Please post the code you are using that returned that output: my livePredictions.py does not have that kind of output.

Also, in the other issue you have opened it seems that you have trained again the model: are you using the model downloaded from the repo or the model you've retrained?

ghost commented 5 years ago

Hi,
I have not done training. I just tweaked the prediction. Here is my code:

#import keras
import numpy as np
import librosa

class livePredictions:

    def __init__(self, path, file):
        #import keras

        self.path = path
        self.file = file

    def load_model(self):
        '''
        I am here to load you model.

        :param path: path to your h5 model.
        :return: summary of the model with the .summary() function.

        '''
        import keras
        self.loaded_model = keras.models.load_model(self.path)
        return self.loaded_model.summary()

    def makepredictions(self, verify=True):
        '''
        I am here to process the files and create your features.
        '''
        data, sampling_rate = librosa.load(self.file)
        mfccs = np.mean(librosa.feature.mfcc(y=data, sr=sampling_rate, n_mfcc=40).T, axis=0)
        x = np.expand_dims(mfccs, axis=2)
        x = np.expand_dims(x, axis=0)
        predictions = self.loaded_model.predict_classes(x)
        predicted_emotion = self.convertclasstoemotion(predictions)
        if verify:
            actual_emotion = self.get_emotion_str(self.file[44:46])
            print( "Prediction for file [", self.file, "] is", " ", predicted_emotion + "\t.Should be: ", actual_emotion, " Match?: ", predicted_emotion==actual_emotion)
        else:
            print( "Prediction for file [", self.file, "] is", " ", predicted_emotion)

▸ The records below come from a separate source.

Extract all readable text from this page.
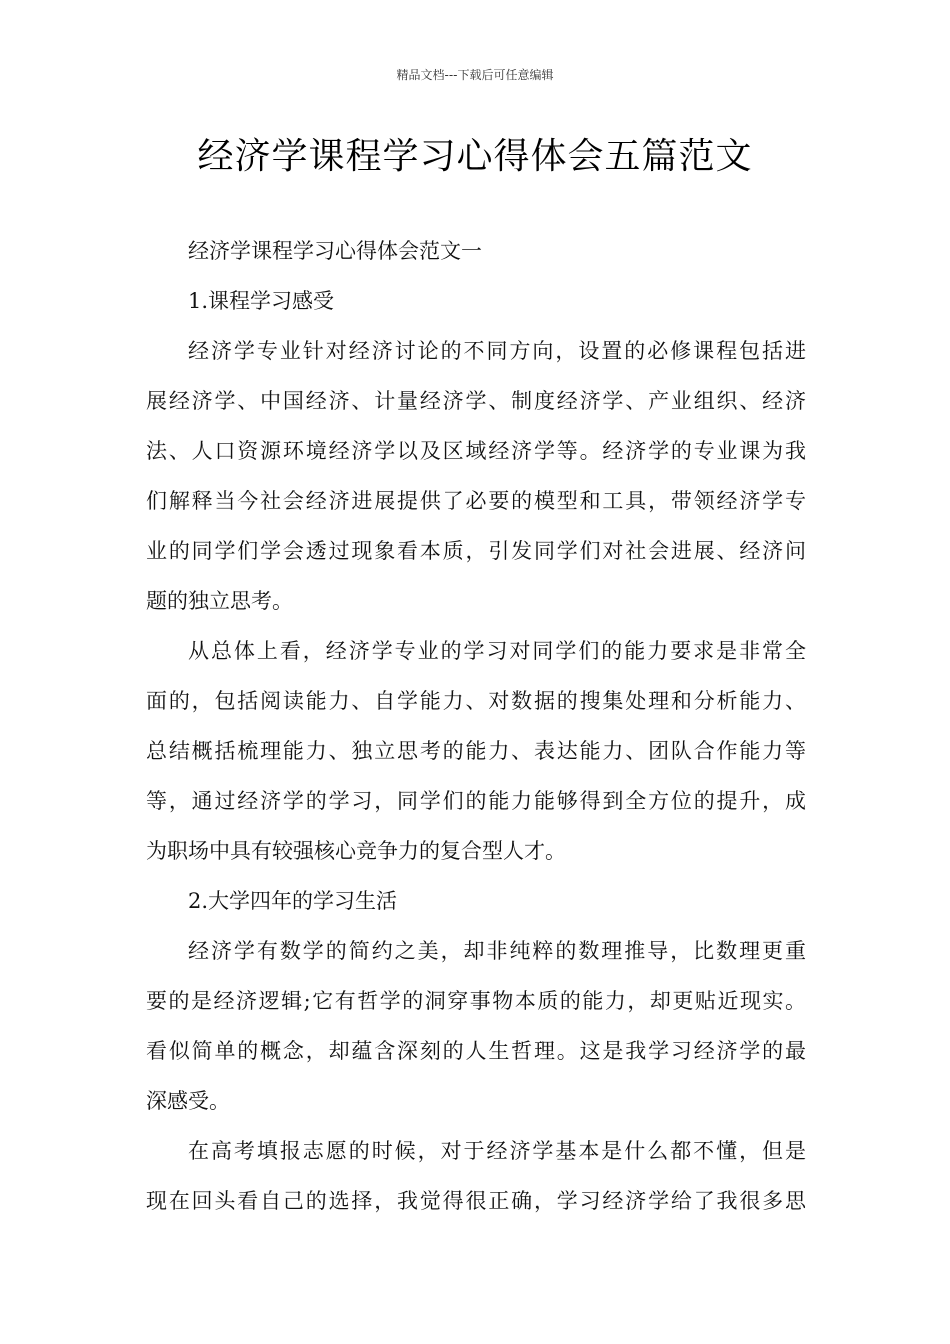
精品文档---下载后可任意编辑
经济学课程学习心得体会五篇范文
经济学课程学习心得体会范文一
1.课程学习感受
经济学专业针对经济讨论的不同方向，设置的必修课程包括进
展经济学、中国经济、计量经济学、制度经济学、产业组织、经济
法、人口资源环境经济学以及区域经济学等。经济学的专业课为我
们解释当今社会经济进展提供了必要的模型和工具，带领经济学专
业的同学们学会透过现象看本质，引发同学们对社会进展、经济问
题的独立思考。
从总体上看，经济学专业的学习对同学们的能力要求是非常全
面的，包括阅读能力、自学能力、对数据的搜集处理和分析能力、
总结概括梳理能力、独立思考的能力、表达能力、团队合作能力等
等，通过经济学的学习，同学们的能力能够得到全方位的提升，成
为职场中具有较强核心竞争力的复合型人才。
2.大学四年的学习生活
经济学有数学的简约之美，却非纯粹的数理推导，比数理更重
要的是经济逻辑;它有哲学的洞穿事物本质的能力，却更贴近现实。
看似简单的概念，却蕴含深刻的人生哲理。这是我学习经济学的最
深感受。
在高考填报志愿的时候，对于经济学基本是什么都不懂，但是
现在回头看自己的选择，我觉得很正确，学习经济学给了我很多思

    def makepredictions1(self, file, verify=True):
        '''
        I am here to process the files and create your features.
        '''
        self.file = file
        self.makepredictions(verify)

    def get_emotion_str(self, code):
        pred = int(code)
        if pred == 1:
            pred = "neutral"
            return pred
        elif pred == 2:
            pred = "calm"
            return pred
        elif pred == 3:
            pred = "happy"
            return pred
        elif pred == 4:
            pred = "sad"
            return pred
        elif pred == 5:
            pred = "angry"
            return pred
        elif pred == 6:
            pred = "fearful"
            return pred
        elif pred == 7:
            pred = "disgust"
            return pred
        elif pred == 8:
            pred = "surprised"
            return pred

    def convertclasstoemotion(self, pred):
        '''
        I am here to convert the predictions (int) into human readable strings.
        '''
        self.pred  = pred

        if pred == 0:
            pred = "neutral"
            return pred
        elif pred == 1:
            pred = "calm"
            return pred
        elif pred == 2:
            pred = "happy"
            return pred
        elif pred == 3:
            pred = "sad"
            return pred
        elif pred == 4:
            pred = "angry"
            return pred
        elif pred == 5:
            pred = "fearful"
            return pred
        elif pred == 6:
            pred = "disgust"
            return pred
        elif pred == 7:
            pred = "surprised"
            return pred

# Here you can replace path and file with the path of your model and of the file from the RAVDESS dataset you want to use for the prediction,
# Below, I have used a neutral file: the prediction made is neutral.

pred = livePredictions(path='Emotion_Voice_Detection_Model.h5',
                       file='01-01-01-01-01-01-01.wav')

pred.load_model()
#pred.makepredictions()
import os
# files = os.listdir('../Audio_Speech_Actors_01-24/Actor_01')
# for f in files:
#     #print(f)
#     pred.makepredictions1('../Audio_Speech_Actors_01-24/Actor_01/' + f)

files = os.listdir('../MyAudio')
for f in files:
    #print(f)
    pred.makepredictions1('../MyAudio/' + f, False)
marcogdepinto commented 5 years ago

The file version you are using is old. Read the updated one and in particular the convertclasstoemotion function. Also, your getemotionstring is additional to my code (not written by me) and the codification is wrong (1 to 8 instead of 0 to 7).

ghost commented 5 years ago

Hi @marcogdepinto : I did a git clone and got that file. Can you point out how I come to know if file is correct and provide latest file direct link.
Also, My numbering is starting from 1 because this is actual numbering provided by RAVDESS. Your numbering is 0-7 because that is your prediction output (base 0)

ghost commented 5 years ago

HI @marcogdepinto : Can you look into my comment please.

marcogdepinto commented 5 years ago

Hi Sandeep. I am afraid but I will look at your comment when I have time: I do not have any SLA or urgency to answer to questions for an open source project I did for fun months ago and I am not working on at the moment.

Staten this, you made a git clone but you have also added code: in my file there is no get_emotion_str function. Please, double check your code: you have added more functions and you should have them work if you need to.